# Keyword extraction experiments

Running the cell below loads the details about statements and keywords.

In [15]:
import json

mathlib_keyword_summary = json.load(open("full_mathlib_keyword_summary.json", "r"))

A function to find the sentences containing a given keyword.

In [18]:
def get_statements_with_keyword(kw:str) -> list:
    return [stmt for stmt in mathlib_keyword_summary if kw in stmt["keywords"]]

---

A test with a specific keyword.

In [19]:
for stmt in get_statements_with_keyword("free group"):
    print(stmt["doc_string"])

 Two homomorphisms out of a free group are equal if they are equal on generators.  See note [partially-applied ext lemmas].
 If two words correspond to the same element in the free group, then they have a common maximal reduction. This is the proof that the function that sends an element of the free group to its maximal reduction is well-defined.
 A word and its maximal reduction correspond to the same element of the free group.
Quotienting a group by its additive torsion subgroup yields an additive torsion free group.
Quotienting a group by its torsion subgroup yields a torsion free group.
 If two words have a common maximal reduction, then they correspond to the same element in the free group.
 The universal property of a free group: A functions from the generators of `G` to another group extends in a unique way to a homomorphism from `G`.  Note that since `is_free_group.lift` is expressed as a bijection, it already expresses the universal property.
The canonical injection from the t

---

## The Yake keyword extractor

Running this as well as the next section requires having [`Yake` - _Yet Another Keyword Extractor_](https://pypi.org/project/yake/).

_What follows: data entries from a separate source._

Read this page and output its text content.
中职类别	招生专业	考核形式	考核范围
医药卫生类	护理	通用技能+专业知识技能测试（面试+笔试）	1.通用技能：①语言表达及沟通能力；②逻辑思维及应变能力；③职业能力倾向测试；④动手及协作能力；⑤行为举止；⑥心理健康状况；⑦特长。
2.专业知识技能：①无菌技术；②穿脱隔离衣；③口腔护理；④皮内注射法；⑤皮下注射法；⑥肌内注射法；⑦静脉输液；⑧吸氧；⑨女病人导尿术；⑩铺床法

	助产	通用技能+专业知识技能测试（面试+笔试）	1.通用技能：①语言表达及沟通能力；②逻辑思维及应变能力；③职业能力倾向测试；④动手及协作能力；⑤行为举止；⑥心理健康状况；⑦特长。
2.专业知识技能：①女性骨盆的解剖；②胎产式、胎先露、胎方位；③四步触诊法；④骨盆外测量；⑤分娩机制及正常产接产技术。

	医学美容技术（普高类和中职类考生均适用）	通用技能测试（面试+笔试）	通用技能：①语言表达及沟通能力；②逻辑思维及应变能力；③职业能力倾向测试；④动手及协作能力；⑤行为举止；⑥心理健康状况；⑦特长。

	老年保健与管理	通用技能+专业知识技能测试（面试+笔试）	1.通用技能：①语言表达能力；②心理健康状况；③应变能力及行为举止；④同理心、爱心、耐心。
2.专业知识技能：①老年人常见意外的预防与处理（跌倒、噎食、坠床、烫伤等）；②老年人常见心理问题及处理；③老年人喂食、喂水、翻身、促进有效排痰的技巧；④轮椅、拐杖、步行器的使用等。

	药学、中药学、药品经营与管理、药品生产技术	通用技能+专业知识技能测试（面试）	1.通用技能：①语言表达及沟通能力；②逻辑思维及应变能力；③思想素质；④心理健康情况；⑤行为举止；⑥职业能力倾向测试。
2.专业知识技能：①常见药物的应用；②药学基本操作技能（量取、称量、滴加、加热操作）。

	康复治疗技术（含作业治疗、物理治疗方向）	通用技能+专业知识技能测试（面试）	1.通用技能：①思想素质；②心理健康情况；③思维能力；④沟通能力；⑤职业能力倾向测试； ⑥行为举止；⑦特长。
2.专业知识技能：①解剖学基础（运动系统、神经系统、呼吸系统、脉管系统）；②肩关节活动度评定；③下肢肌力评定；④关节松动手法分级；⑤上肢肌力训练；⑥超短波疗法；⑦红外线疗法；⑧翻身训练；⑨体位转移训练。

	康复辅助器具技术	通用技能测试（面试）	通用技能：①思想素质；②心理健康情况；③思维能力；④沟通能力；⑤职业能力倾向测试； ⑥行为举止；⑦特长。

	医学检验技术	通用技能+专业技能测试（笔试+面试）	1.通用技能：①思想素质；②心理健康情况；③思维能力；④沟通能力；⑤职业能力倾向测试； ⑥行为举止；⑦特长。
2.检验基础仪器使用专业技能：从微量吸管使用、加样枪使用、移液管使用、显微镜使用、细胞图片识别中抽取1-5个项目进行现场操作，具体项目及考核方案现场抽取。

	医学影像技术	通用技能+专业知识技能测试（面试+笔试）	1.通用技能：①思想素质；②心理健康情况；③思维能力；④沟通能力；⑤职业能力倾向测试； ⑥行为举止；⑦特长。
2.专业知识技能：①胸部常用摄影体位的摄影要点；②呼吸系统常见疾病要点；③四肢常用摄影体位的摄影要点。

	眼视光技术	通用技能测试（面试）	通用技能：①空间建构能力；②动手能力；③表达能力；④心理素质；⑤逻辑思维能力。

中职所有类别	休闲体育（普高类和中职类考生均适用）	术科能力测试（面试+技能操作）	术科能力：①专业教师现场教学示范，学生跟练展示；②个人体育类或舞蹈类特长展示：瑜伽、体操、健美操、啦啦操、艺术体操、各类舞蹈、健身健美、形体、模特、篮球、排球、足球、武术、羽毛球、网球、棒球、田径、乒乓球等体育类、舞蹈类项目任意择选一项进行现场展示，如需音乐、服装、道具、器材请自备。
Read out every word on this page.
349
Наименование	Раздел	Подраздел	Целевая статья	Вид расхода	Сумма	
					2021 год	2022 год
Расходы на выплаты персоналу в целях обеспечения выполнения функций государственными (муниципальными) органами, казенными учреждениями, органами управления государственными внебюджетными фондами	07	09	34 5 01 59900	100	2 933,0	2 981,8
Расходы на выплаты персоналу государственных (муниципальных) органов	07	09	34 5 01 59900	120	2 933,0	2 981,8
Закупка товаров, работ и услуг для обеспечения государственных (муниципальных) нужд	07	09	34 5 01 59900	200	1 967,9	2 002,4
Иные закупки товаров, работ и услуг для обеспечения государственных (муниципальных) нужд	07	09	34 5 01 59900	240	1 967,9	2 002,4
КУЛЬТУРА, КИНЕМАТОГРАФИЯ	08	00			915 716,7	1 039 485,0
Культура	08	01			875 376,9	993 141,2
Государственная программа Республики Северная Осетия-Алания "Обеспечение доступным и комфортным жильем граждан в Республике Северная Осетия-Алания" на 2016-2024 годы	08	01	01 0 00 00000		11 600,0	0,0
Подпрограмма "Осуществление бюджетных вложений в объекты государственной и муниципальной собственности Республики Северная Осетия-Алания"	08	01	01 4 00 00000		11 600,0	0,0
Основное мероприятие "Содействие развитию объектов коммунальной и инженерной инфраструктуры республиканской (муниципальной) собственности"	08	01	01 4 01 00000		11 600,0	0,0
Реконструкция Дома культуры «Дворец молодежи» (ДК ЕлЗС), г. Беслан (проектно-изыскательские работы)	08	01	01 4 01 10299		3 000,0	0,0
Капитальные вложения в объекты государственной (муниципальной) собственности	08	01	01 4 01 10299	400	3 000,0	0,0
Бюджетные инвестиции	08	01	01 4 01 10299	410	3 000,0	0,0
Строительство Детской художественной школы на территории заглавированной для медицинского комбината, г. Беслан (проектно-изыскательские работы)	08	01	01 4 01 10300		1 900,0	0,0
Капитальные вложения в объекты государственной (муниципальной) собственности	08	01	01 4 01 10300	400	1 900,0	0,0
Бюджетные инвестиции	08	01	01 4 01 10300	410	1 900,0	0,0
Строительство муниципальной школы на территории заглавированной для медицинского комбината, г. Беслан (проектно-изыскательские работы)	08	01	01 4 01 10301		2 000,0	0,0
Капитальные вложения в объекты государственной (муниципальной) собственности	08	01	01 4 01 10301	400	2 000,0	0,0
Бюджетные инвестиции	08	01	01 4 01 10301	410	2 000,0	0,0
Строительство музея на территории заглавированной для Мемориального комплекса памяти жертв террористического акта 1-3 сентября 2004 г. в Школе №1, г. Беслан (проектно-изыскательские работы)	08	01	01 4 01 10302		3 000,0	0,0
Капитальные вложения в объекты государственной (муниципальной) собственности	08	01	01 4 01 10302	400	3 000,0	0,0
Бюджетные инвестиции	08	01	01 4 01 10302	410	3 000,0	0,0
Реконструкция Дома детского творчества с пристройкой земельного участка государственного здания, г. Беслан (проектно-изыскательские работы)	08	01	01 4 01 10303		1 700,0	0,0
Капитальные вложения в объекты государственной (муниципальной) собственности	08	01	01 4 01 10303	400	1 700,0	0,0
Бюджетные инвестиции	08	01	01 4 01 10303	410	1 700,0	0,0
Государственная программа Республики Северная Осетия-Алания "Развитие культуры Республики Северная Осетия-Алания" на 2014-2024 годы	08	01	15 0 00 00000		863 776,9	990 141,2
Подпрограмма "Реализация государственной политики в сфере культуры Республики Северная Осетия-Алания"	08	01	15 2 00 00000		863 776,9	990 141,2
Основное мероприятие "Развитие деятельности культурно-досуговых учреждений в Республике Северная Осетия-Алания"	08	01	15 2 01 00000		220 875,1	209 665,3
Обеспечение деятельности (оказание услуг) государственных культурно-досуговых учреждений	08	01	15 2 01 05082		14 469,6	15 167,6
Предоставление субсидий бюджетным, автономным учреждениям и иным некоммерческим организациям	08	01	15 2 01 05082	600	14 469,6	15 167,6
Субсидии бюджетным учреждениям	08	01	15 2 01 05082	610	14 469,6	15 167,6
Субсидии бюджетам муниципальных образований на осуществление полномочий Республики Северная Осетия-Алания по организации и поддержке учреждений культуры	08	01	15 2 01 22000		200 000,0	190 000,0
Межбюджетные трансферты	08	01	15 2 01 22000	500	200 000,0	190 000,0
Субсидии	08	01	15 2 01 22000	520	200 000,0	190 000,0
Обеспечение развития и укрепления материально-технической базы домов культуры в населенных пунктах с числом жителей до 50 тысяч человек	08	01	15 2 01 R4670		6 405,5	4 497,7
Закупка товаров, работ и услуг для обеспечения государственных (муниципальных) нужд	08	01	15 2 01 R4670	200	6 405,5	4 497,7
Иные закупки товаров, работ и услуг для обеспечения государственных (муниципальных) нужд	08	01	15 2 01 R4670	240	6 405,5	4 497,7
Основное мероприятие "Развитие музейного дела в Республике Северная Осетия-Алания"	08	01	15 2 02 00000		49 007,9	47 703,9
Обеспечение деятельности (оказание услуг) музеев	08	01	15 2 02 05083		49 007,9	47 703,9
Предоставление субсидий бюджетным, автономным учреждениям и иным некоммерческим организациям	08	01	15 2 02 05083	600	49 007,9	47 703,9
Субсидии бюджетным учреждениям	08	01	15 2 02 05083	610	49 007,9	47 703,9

`Yake` can be installed by running `pip3 install -U yake`.

In [1]:
import yake

kw_extractor = yake.KeywordExtractor()

An example of extracting keywords from a statement

In [20]:
kw_extractor.extract_keywords("Every ring is a field.")

[('field', 0.15831692877998726), ('ring', 0.29736558256021506)]

---
# ProofWiki statement experiments

In [28]:
import random

The collection of theorems from ProofWiki. The cell below needs to be loaded only once. 

In [32]:
proofwiki_theorems = json.load(open("./../misc_experiments/proofwiki.json", "r"))["dataset"]["theorems"]

A small program to chose a theorem and its corresponding proof from ProofWiki. This cell also needs to be run just once.

In [62]:
def choose_theorem():
    random_theorem = random.choice(proofwiki_theorems)
    while random_theorem["proofs"] == []:
        random_theorem = random.choice(proofwiki_theorems)
    
    return random_theorem, random.choice(random_theorem["proofs"])

The experimentation begins here. We start by choosing a random theorem and its corresponding proof. 

In [70]:
random_theorem, random_proof = choose_theorem()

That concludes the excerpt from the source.